As with McCarthyism, our elected representatives know no shame. They will continue to support the status quo until someone steps forward with a sufficient amount of courage and resolve and calls them out into the open.
Is there any chance of this happening, an effort to clean up government at the federal level in one fell swoop in the next congressional election? Want to expose these frauds who are not in public life, in any political party? People who are on the take from special interests who vote the interest of their donors rather than their constituents?
How about $200, $300 or $400 million and let’s mount a good government campaign and defeat every member of Congress who takes any special interest money more than $100 from individuals and clean this mess up.
*Democracy does not work. You have to work it.
I told you it was just a dream. How about you? You do want your country back, don’t you?
**Footnote: An opportunity for solution through the existing democratic process:In essence, the decision said that the free speech of the corporations cannot be denied. That idea is rooted in an 1886 Supreme Court decision Santa Clara County-v-Southern Pacific Railroad in which the Supreme Court held —without discussion— that corporations were persons within the meaning of the 14th Amendment.
That means they’re human beings. A piece of paper created by a state has been decided by the Supreme Court to be a human being with blood, brains and a beating heart.

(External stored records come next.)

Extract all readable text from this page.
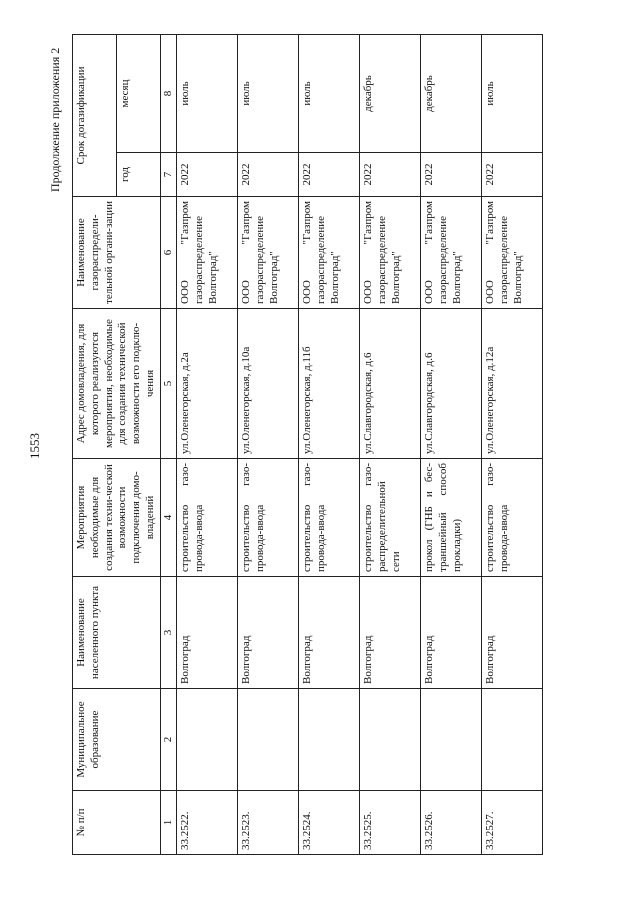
1553
Продолжение приложения 2
№ п/п	Муниципальное образование	Наименование населенного пункта	Мероприятия необходимые для создания техни-ческой возможности подключения домо-владений	Адрес домовладения, для которого реализуются мероприятия, необходимые для создания технической возможности его подклю-чения	Наименование газораспредели-тельной органи-зации	Срок догазификации	
						год	месяц
1	2	3	4	5	6	7	8
33.2522.		Волгоград	строительство газо-провода-ввода	ул.Оленегорская, д.2а	ООО "Газпром газораспределение Волгоград"	2022	июль
33.2523.		Волгоград	строительство газо-провода-ввода	ул.Оленегорская, д.10а	ООО "Газпром газораспределение Волгоград"	2022	июль
33.2524.		Волгоград	строительство газо-провода-ввода	ул.Оленегорская, д.11б	ООО "Газпром газораспределение Волгоград"	2022	июль
33.2525.		Волгоград	строительство газо-распределительной сети	ул.Славгородская, д.6	ООО "Газпром газораспределение Волгоград"	2022	декабрь
33.2526.		Волгоград	прокол (ГНБ и бес-траншейный способ прокладки)	ул.Славгородская, д.6	ООО "Газпром газораспределение Волгоград"	2022	декабрь
33.2527.		Волгоград	строительство газо-провода-ввода	ул.Оленегорская, д.12а	ООО "Газпром газораспределение Волгоград"	2022	июль
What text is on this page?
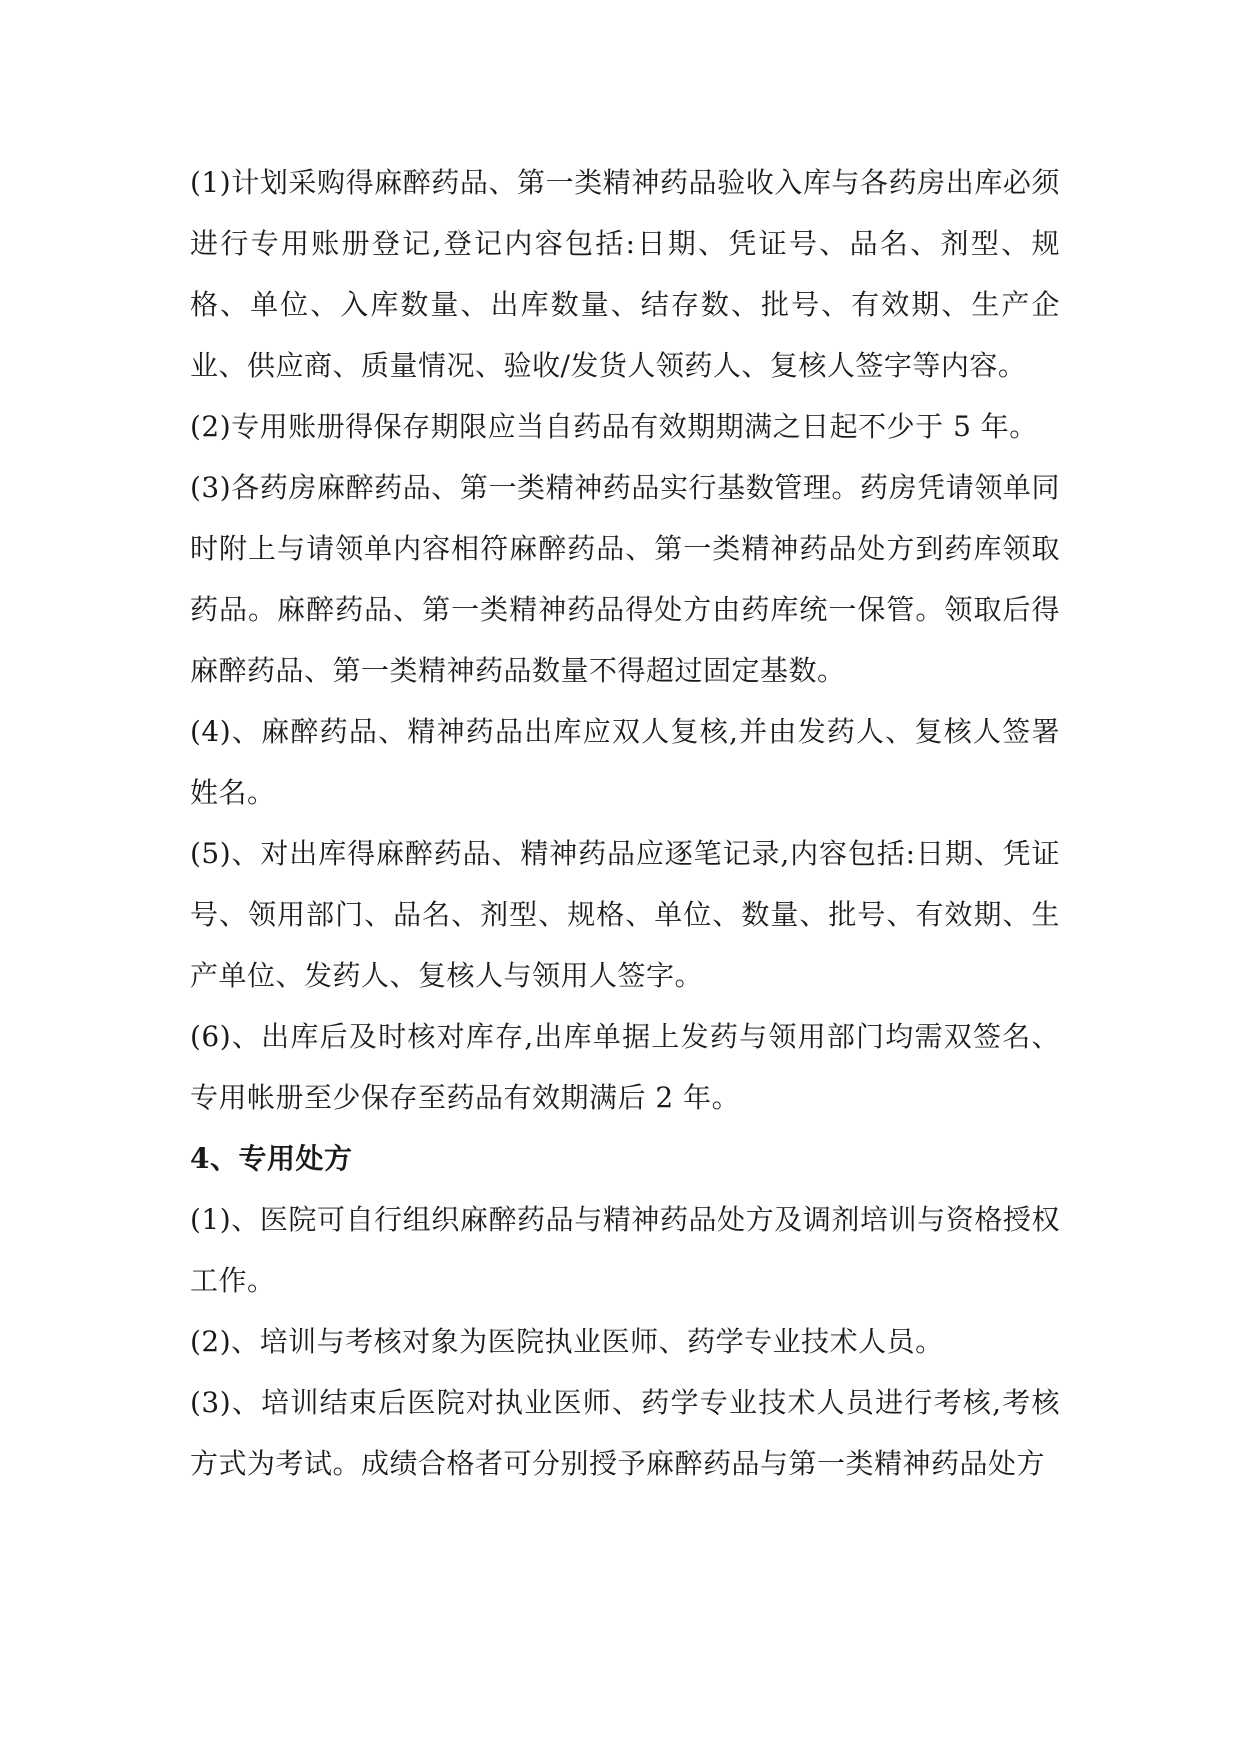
(1)计划采购得麻醉药品、第一类精神药品验收入库与各药房出库必须进行专用账册登记,登记内容包括:日期、凭证号、品名、剂型、规格、单位、入库数量、出库数量、结存数、批号、有效期、生产企业、供应商、质量情况、验收/发货人领药人、复核人签字等内容。

(2)专用账册得保存期限应当自药品有效期期满之日起不少于 5 年。

(3)各药房麻醉药品、第一类精神药品实行基数管理。药房凭请领单同时附上与请领单内容相符麻醉药品、第一类精神药品处方到药库领取药品。麻醉药品、第一类精神药品得处方由药库统一保管。领取后得麻醉药品、第一类精神药品数量不得超过固定基数。

(4)、麻醉药品、精神药品出库应双人复核,并由发药人、复核人签署姓名。

(5)、对出库得麻醉药品、精神药品应逐笔记录,内容包括:日期、凭证号、领用部门、品名、剂型、规格、单位、数量、批号、有效期、生产单位、发药人、复核人与领用人签字。

(6)、出库后及时核对库存,出库单据上发药与领用部门均需双签名、专用帐册至少保存至药品有效期满后 2 年。

4、专用处方

(1)、医院可自行组织麻醉药品与精神药品处方及调剂培训与资格授权工作。

(2)、培训与考核对象为医院执业医师、药学专业技术人员。

(3)、培训结束后医院对执业医师、药学专业技术人员进行考核,考核方式为考试。成绩合格者可分别授予麻醉药品与第一类精神药品处方
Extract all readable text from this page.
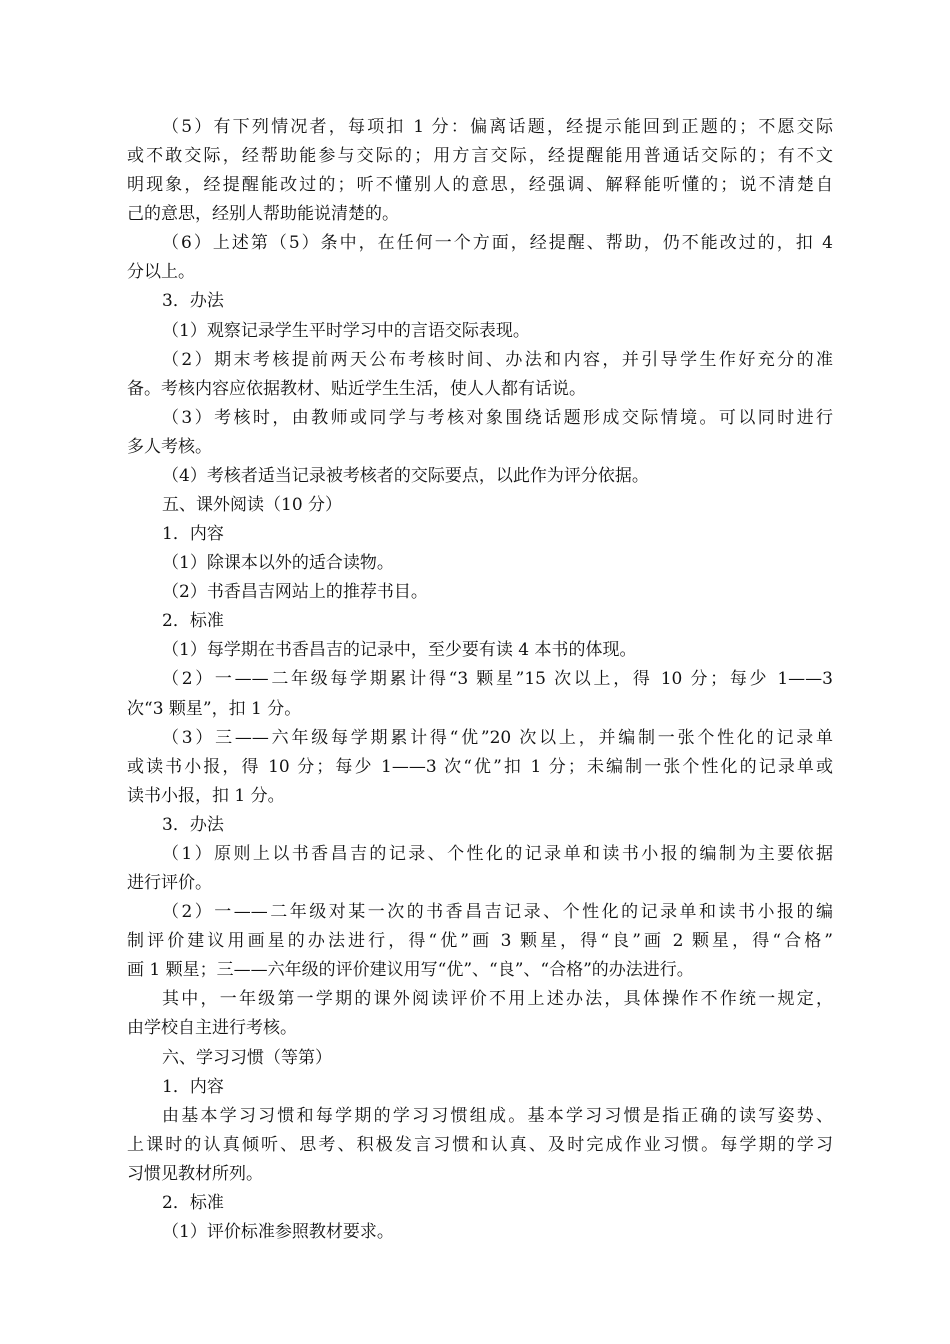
（5）有下列情况者，每项扣 1 分：偏离话题，经提示能回到正题的；不愿交际
或不敢交际，经帮助能参与交际的；用方言交际，经提醒能用普通话交际的；有不文
明现象，经提醒能改过的；听不懂别人的意思，经强调、解释能听懂的；说不清楚自
己的意思，经别人帮助能说清楚的。
（6）上述第（5）条中，在任何一个方面，经提醒、帮助，仍不能改过的，扣 4
分以上。
3．办法
（1）观察记录学生平时学习中的言语交际表现。
（2）期末考核提前两天公布考核时间、办法和内容，并引导学生作好充分的准
备。考核内容应依据教材、贴近学生生活，使人人都有话说。
（3）考核时，由教师或同学与考核对象围绕话题形成交际情境。可以同时进行
多人考核。
（4）考核者适当记录被考核者的交际要点，以此作为评分依据。
五、课外阅读（10 分）
1．内容
（1）除课本以外的适合读物。
（2）书香昌吉网站上的推荐书目。
2．标准
（1）每学期在书香昌吉的记录中，至少要有读 4 本书的体现。
（2）一——二年级每学期累计得“3 颗星”15 次以上，得 10 分；每少 1——3
次“3 颗星”，扣 1 分。
（3）三——六年级每学期累计得“优”20 次以上，并编制一张个性化的记录单
或读书小报，得 10 分；每少 1——3 次“优”扣 1 分；未编制一张个性化的记录单或
读书小报，扣 1 分。
3．办法
（1）原则上以书香昌吉的记录、个性化的记录单和读书小报的编制为主要依据
进行评价。
（2）一——二年级对某一次的书香昌吉记录、个性化的记录单和读书小报的编
制评价建议用画星的办法进行，得“优”画 3 颗星，得“良”画 2 颗星，得“合格”
画 1 颗星；三——六年级的评价建议用写“优”、“良”、“合格”的办法进行。
其中，一年级第一学期的课外阅读评价不用上述办法，具体操作不作统一规定，
由学校自主进行考核。
六、学习习惯（等第）
1．内容
由基本学习习惯和每学期的学习习惯组成。基本学习习惯是指正确的读写姿势、
上课时的认真倾听、思考、积极发言习惯和认真、及时完成作业习惯。每学期的学习
习惯见教材所列。
2．标准
（1）评价标准参照教材要求。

The way you solve this problem is to change the definition of a corporation. It’s one path the Congress could take, devising legislation in accordance with the Constitution that rules that corporations are not human beings.
Just one problem: With the floodgates wide open for special interest groups to spend unlimited amounts of money as per Citizens United, what’s to stop a corporation, labor union or other well-funded organization from killing such a measure by pouring untold amounts of money into the laps of lawmakers?